L’Entre-deux-guerres (1918-1939)
Après la Première guerre mondiale, le style d’Albert Gleizes évolue de façon très sensible. Usant désormais d’aplats de couleurs plus ou moins géométriques, l’artiste alterne compositions purement abstraites et figurations allusives. Ressentant la nécessité de soumettre sa pratique artistique à des lois, Gleizes isole bientôt « deux caractères à son activité plastique qui permettent au plan du tableau de se morceler sans se dénaturer organiquement », ce sont les « translations » et les « rotations » de plans colorés qui déterminent l’avènement du « tableau-objet ». Au milieu des années 20, Gleizes s’attache à rendre plus complexe l’organisation du tableau en délimitant sur une même toile, souvent de grand format, plusieurs compartiments, qu’il tentera de relier entre eux par de larges cercles gris au début des années 30. Aisément adaptables à une échelle monumentale, ces compositions conduisent Gleizes à envisager la réalisation de décors liés à l’architecture. Après l’échec d’un projet pour l’Ecole de Pharmacie à Paris, le marchand Léonce Rosenberg lui confie en 1930 la décoration d’une chambre de son appartement parisien. Après avoir renoué le dialogue artistique avec Robert Delaunay, Gleizes participe au Salon des Tuileries de 1938 en concevant deux décors monumentaux sur le thème de la « figure dans l’arc-en-ciel ». Ce thème fait l’objet de plusieurs variations importantes dans son œuvre.

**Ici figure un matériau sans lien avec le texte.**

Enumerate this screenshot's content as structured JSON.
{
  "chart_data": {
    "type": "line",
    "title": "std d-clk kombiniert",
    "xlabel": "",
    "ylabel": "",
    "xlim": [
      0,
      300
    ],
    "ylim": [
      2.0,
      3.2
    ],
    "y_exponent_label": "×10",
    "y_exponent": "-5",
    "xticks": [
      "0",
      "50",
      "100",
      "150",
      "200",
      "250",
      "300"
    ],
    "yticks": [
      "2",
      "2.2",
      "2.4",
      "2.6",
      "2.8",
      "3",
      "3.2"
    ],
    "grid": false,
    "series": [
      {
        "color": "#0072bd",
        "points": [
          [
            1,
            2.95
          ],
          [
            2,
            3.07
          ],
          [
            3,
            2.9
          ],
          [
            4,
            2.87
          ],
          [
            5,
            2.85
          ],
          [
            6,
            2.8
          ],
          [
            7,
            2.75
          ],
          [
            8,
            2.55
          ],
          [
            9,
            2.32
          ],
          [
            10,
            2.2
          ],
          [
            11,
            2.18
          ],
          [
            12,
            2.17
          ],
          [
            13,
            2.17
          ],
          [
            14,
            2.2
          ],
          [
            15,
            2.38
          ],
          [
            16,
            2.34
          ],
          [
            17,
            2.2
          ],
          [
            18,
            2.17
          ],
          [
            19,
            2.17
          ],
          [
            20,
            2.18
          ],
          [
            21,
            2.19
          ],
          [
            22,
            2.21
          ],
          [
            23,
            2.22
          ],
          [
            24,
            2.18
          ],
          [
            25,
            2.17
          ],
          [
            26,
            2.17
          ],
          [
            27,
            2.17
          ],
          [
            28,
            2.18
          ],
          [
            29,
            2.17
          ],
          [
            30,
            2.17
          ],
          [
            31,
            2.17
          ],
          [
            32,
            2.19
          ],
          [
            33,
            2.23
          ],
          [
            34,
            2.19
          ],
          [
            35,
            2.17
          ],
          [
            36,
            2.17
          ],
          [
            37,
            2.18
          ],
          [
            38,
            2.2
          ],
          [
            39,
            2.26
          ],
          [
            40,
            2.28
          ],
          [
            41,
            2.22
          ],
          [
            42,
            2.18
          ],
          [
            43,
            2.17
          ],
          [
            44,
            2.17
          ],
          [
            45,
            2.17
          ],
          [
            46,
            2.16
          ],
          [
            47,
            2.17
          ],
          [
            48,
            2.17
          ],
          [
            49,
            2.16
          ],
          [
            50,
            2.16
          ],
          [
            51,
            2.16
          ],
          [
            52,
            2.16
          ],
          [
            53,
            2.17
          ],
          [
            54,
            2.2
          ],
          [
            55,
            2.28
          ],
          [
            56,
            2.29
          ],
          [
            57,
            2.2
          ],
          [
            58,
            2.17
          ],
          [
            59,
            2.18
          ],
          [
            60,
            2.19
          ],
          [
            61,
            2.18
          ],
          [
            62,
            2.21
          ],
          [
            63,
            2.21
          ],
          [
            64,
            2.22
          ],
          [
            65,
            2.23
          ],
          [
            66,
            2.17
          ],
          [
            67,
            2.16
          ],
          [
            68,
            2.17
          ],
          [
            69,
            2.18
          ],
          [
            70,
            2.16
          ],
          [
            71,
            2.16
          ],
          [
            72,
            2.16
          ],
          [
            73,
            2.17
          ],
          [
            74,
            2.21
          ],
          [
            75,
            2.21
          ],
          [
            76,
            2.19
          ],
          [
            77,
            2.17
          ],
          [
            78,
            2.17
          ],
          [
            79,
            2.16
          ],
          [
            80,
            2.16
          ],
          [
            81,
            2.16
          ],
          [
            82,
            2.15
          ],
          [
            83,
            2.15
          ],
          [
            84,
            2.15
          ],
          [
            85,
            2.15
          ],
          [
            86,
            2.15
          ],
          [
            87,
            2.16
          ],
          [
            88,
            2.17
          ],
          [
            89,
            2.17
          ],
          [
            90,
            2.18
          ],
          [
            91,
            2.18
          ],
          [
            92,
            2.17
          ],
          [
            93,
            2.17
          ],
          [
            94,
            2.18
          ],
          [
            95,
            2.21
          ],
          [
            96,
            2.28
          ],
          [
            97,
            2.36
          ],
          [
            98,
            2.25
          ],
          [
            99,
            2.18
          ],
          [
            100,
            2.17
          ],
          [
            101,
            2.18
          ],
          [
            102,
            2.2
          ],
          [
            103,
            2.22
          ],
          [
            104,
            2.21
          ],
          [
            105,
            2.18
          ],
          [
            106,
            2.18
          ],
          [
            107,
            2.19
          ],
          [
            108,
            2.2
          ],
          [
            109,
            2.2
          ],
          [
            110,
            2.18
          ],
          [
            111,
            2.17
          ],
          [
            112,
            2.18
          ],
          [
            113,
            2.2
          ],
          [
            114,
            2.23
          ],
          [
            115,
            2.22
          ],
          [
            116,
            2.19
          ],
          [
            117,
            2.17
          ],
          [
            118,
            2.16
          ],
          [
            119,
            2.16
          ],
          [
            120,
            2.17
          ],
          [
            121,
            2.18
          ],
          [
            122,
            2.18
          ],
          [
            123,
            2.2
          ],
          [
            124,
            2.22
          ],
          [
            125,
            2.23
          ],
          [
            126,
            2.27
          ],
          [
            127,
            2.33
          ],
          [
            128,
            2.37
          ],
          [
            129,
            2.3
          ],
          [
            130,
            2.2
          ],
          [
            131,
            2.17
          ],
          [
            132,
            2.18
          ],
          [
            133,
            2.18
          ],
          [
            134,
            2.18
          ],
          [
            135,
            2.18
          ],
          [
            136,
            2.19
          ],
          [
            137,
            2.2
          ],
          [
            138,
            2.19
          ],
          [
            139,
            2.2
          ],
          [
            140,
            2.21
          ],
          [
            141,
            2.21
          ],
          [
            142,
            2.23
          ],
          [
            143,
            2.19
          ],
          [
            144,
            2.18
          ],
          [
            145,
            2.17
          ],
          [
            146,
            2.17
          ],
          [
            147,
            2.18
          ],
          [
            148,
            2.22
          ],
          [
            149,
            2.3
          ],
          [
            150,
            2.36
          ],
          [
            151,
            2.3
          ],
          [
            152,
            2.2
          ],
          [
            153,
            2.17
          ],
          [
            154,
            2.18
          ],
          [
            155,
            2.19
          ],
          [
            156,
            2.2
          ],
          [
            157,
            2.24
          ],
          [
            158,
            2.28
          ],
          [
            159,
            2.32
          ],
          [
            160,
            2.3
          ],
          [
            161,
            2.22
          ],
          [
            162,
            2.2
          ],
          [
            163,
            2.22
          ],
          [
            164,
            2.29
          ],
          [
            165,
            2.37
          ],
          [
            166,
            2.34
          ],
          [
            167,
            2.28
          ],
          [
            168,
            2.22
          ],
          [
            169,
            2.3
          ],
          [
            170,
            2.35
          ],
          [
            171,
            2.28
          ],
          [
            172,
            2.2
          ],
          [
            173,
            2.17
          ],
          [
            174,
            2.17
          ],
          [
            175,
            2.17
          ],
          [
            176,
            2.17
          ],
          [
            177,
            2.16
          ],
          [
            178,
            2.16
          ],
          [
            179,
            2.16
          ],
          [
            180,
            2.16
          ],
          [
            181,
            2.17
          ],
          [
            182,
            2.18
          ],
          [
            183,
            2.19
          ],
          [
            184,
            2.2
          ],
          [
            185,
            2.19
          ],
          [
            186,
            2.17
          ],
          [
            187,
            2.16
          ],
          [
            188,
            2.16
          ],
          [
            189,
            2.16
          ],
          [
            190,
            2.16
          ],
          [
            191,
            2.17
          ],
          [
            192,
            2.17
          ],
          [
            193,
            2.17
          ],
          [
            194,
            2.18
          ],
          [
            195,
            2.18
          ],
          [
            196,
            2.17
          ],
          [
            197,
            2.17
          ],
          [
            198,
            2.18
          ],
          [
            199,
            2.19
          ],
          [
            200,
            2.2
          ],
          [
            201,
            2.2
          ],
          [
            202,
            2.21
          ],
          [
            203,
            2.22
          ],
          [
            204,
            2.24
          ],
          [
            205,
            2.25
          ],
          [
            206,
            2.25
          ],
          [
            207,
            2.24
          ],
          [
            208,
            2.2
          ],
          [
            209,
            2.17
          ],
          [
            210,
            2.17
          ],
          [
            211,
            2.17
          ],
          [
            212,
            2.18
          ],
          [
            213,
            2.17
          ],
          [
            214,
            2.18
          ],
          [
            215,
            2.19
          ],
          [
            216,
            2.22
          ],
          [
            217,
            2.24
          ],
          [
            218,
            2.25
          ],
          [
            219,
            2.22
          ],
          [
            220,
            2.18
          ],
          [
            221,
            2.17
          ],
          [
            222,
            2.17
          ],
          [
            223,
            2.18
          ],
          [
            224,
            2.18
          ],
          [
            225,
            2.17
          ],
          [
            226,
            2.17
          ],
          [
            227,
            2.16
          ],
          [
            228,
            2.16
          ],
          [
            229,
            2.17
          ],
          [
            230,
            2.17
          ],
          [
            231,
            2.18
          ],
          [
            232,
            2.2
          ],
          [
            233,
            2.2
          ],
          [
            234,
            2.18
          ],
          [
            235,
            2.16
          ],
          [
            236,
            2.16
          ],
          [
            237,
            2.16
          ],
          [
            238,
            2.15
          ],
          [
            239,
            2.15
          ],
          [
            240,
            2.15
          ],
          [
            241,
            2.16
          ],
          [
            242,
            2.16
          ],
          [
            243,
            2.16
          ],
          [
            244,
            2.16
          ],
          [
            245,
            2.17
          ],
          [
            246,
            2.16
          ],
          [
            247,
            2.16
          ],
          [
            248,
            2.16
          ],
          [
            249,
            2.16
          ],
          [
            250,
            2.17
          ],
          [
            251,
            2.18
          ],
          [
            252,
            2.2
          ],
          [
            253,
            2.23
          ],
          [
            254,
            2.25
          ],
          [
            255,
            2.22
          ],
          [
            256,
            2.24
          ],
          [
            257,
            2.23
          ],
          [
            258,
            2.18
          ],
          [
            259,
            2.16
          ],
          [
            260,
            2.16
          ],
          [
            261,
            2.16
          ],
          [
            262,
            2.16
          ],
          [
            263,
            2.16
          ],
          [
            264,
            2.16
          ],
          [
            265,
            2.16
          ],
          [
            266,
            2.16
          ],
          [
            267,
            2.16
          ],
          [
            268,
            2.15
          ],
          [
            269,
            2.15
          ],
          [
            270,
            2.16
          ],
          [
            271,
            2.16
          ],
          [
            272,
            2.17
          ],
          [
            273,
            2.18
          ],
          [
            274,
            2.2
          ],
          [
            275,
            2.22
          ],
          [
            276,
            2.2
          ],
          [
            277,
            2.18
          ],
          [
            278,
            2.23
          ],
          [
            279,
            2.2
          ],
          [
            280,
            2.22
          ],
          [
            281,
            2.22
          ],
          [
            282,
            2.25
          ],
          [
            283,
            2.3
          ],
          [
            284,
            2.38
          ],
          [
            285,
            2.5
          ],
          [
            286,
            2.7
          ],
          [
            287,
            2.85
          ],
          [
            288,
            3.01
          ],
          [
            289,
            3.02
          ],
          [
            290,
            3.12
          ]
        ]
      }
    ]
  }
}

Les dernières années (1940-1953)
Durant la Seconde guerre mondiale, Albert Gleizes, très marqué par le conflit, aborde des sujets plus austères, dont la majesté est renforcée par le choix de formats monumentaux. Gleizes tente de renouveler l’art sacré en s’inspirant des peintures byzantines ou médiévales auxquelles il s’intéresse de près. Pour ce faire, il use d’un vocabulaire plastique associant éléments graphiques évocateurs et plages colorées abstraites. La distribution simplifiée des couleurs, qui viennent contredire la relative sévérité des sujets, évoque la technique, familière à l’artiste, du pochoir. Parallèlement, le cycle des Supports de contemplation semble favoriser l’expression d’une ferveur mystique sans le soutien d’une iconographie religieuse explicite. Scandées par des éléments mobiles qui trouvent leurs origines dans les « rotations », ces compositions invitent à une véritable dynamique du regard. Dans une ultime période, Gleizes explore le thème des Arabesques, où se fait jour une inspiration plus libre dont témoignent notamment ses illustrations pour les Pensées de Pascal, son testament artistique.